砂川周辺は玉川上水の開通で開墾がはじまった地域です。もともと一面の荒地だった武蔵野を開墾するには、用水路とともに、北風を遮るための防風林が欠かせませんでした。そこで植えられたのがケヤキ。風よけ以外にも、木材として利用され、落ち葉は堆肥になります。何より、武蔵野の気候に合った樹だったのです。
武蔵野の、ケヤキの大木が多く見られる古い街道といえば、既に紹介している横倉邸のケヤキ並木がある人見街道や、竹内家の大ケヤキがいる青梅街道、そしてこの五日市街道などが挙げられます。砂川には無名ながら多くのケヤキがいると聞き、あてもなく出掛けてみました。
さすがに今の時代、ケヤキを大事に残しているところはそう多くありません。もともと建材を当てにしてる部分もあって、切られる運命にある樹とも言えるからです。同じ五日市街道沿いでも、国分寺市内では落ち葉の苦情が相次ぎ、ケヤキが切られてしまったという悲しい話も聞きます。砂川地区とてそのような事情は同じでしょう。しかし、やはりいるところにはいるものです。砂川三番と呼ばれる地域、五日市街道と大山道の交差点に、歩道にはみ出す(いや、本当は歩道が後からできたのだ)ようにして立つケヤキの巨木に出会いました。
幹周5m前後、高さは30mほどでしょうか。20mくらいの高さまで枝がなく、まっすぐに伸びた幹がとても美しい樹です。

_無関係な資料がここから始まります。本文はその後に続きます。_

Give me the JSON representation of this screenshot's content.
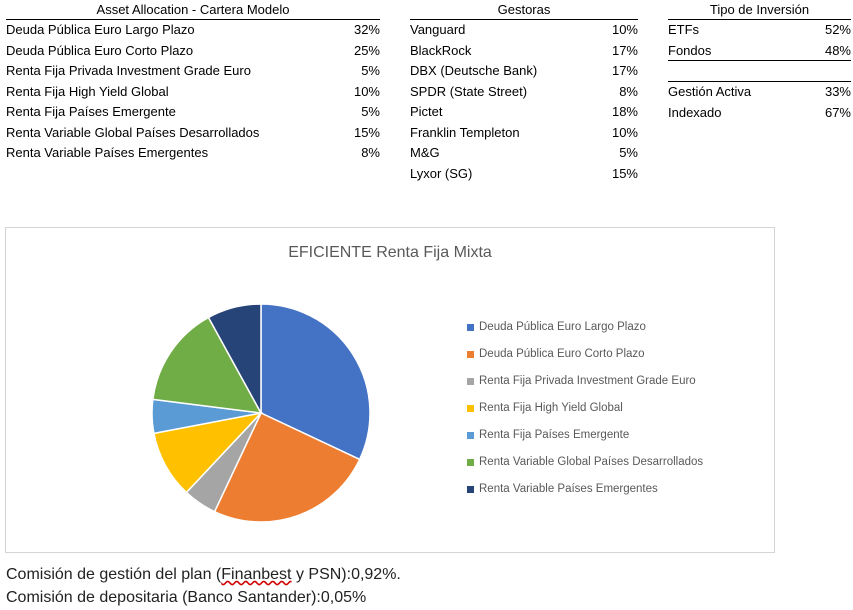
{
  "tables": {
    "asset_allocation": {
      "header": "Asset Allocation - Cartera Modelo",
      "rows": [
        {
          "label": "Deuda Pública Euro Largo Plazo",
          "value": "32%"
        },
        {
          "label": "Deuda Pública Euro Corto Plazo",
          "value": "25%"
        },
        {
          "label": "Renta Fija Privada Investment Grade Euro",
          "value": "5%"
        },
        {
          "label": "Renta Fija High Yield Global",
          "value": "10%"
        },
        {
          "label": "Renta Fija Países Emergente",
          "value": "5%"
        },
        {
          "label": "Renta Variable Global Países Desarrollados",
          "value": "15%"
        },
        {
          "label": "Renta Variable Países Emergentes",
          "value": "8%"
        }
      ]
    },
    "gestoras": {
      "header": "Gestoras",
      "rows": [
        {
          "label": "Vanguard",
          "value": "10%"
        },
        {
          "label": "BlackRock",
          "value": "17%"
        },
        {
          "label": "DBX (Deutsche Bank)",
          "value": "17%"
        },
        {
          "label": "SPDR (State Street)",
          "value": "8%"
        },
        {
          "label": "Pictet",
          "value": "18%"
        },
        {
          "label": "Franklin Templeton",
          "value": "10%"
        },
        {
          "label": "M&G",
          "value": "5%"
        },
        {
          "label": "Lyxor (SG)",
          "value": "15%"
        }
      ]
    },
    "tipo_inversion": {
      "header": "Tipo de Inversión",
      "group1": [
        {
          "label": "ETFs",
          "value": "52%"
        },
        {
          "label": "Fondos",
          "value": "48%"
        }
      ],
      "group2": [
        {
          "label": "Gestión Activa",
          "value": "33%"
        },
        {
          "label": "Indexado",
          "value": "67%"
        }
      ]
    }
  },
  "chart_data": {
    "type": "pie",
    "title": "EFICIENTE Renta Fija Mixta",
    "legend_position": "right",
    "categories": [
      "Deuda Pública Euro Largo Plazo",
      "Deuda Pública Euro Corto Plazo",
      "Renta Fija Privada Investment Grade Euro",
      "Renta Fija High Yield Global",
      "Renta Fija Países Emergente",
      "Renta Variable Global Países Desarrollados",
      "Renta Variable Países Emergentes"
    ],
    "values": [
      32,
      25,
      5,
      10,
      5,
      15,
      8
    ],
    "colors": [
      "#4472C4",
      "#ED7D31",
      "#A5A5A5",
      "#FFC000",
      "#5B9BD5",
      "#70AD47",
      "#264478"
    ]
  },
  "notes": {
    "line1_before": "Comisión de gestión del plan (",
    "line1_link": "Finanbest",
    "line1_after": " y PSN):0,92%.",
    "line2": "Comisión de depositaria (Banco Santander):0,05%"
  }
}
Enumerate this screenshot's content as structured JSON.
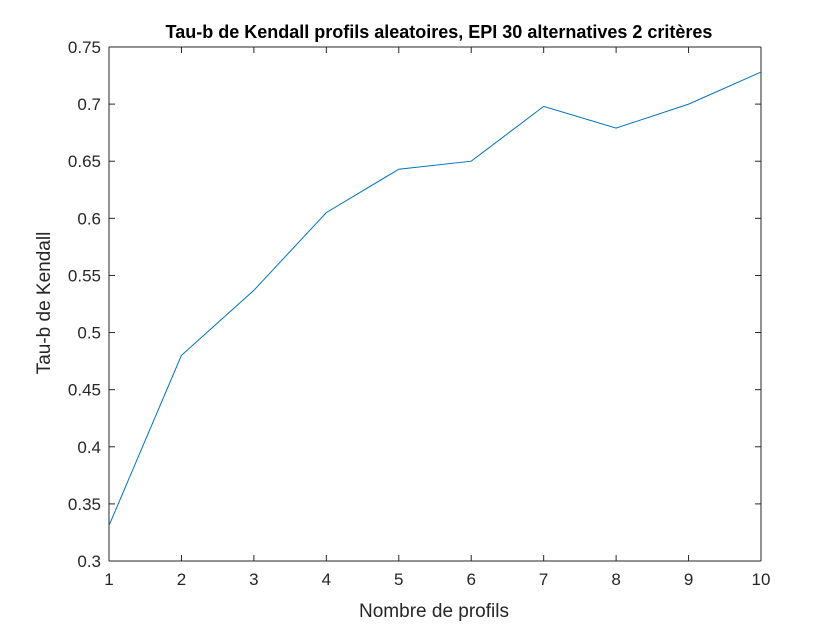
{
  "chart_data": {
    "type": "line",
    "title": "Tau-b de Kendall profils aleatoires, EPI 30 alternatives 2 critères",
    "xlabel": "Nombre de profils",
    "ylabel": "Tau-b de Kendall",
    "xlim": [
      1,
      10
    ],
    "ylim": [
      0.3,
      0.75
    ],
    "xticks": [
      "1",
      "2",
      "3",
      "4",
      "5",
      "6",
      "7",
      "8",
      "9",
      "10"
    ],
    "xtick_values": [
      1,
      2,
      3,
      4,
      5,
      6,
      7,
      8,
      9,
      10
    ],
    "yticks": [
      "0.3",
      "0.35",
      "0.4",
      "0.45",
      "0.5",
      "0.55",
      "0.6",
      "0.65",
      "0.7",
      "0.75"
    ],
    "ytick_values": [
      0.3,
      0.35,
      0.4,
      0.45,
      0.5,
      0.55,
      0.6,
      0.65,
      0.7,
      0.75
    ],
    "grid": false,
    "series": [
      {
        "color": "#0072BD",
        "x": [
          1,
          2,
          3,
          4,
          5,
          6,
          7,
          8,
          9,
          10
        ],
        "y": [
          0.331,
          0.48,
          0.537,
          0.605,
          0.643,
          0.65,
          0.698,
          0.679,
          0.7,
          0.728
        ]
      }
    ],
    "axis_color": "#262626"
  }
}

すぐ近くの民家には、さらに大きなケヤキの存在が知られている屋敷林があります※。また、その向かいの流泉寺にも、大きなケヤキやイチョウがいて、砂川の凄さを感じさせます。しかし、五日市街道は2車線ながら幹線道路で、多くのトラックなどが行き交う道です。大気汚染に弱いケヤキのこと、いつまでも健康でいてほしいものですが、ちょっとこの地域の空気はそれほどには良くないように感じました。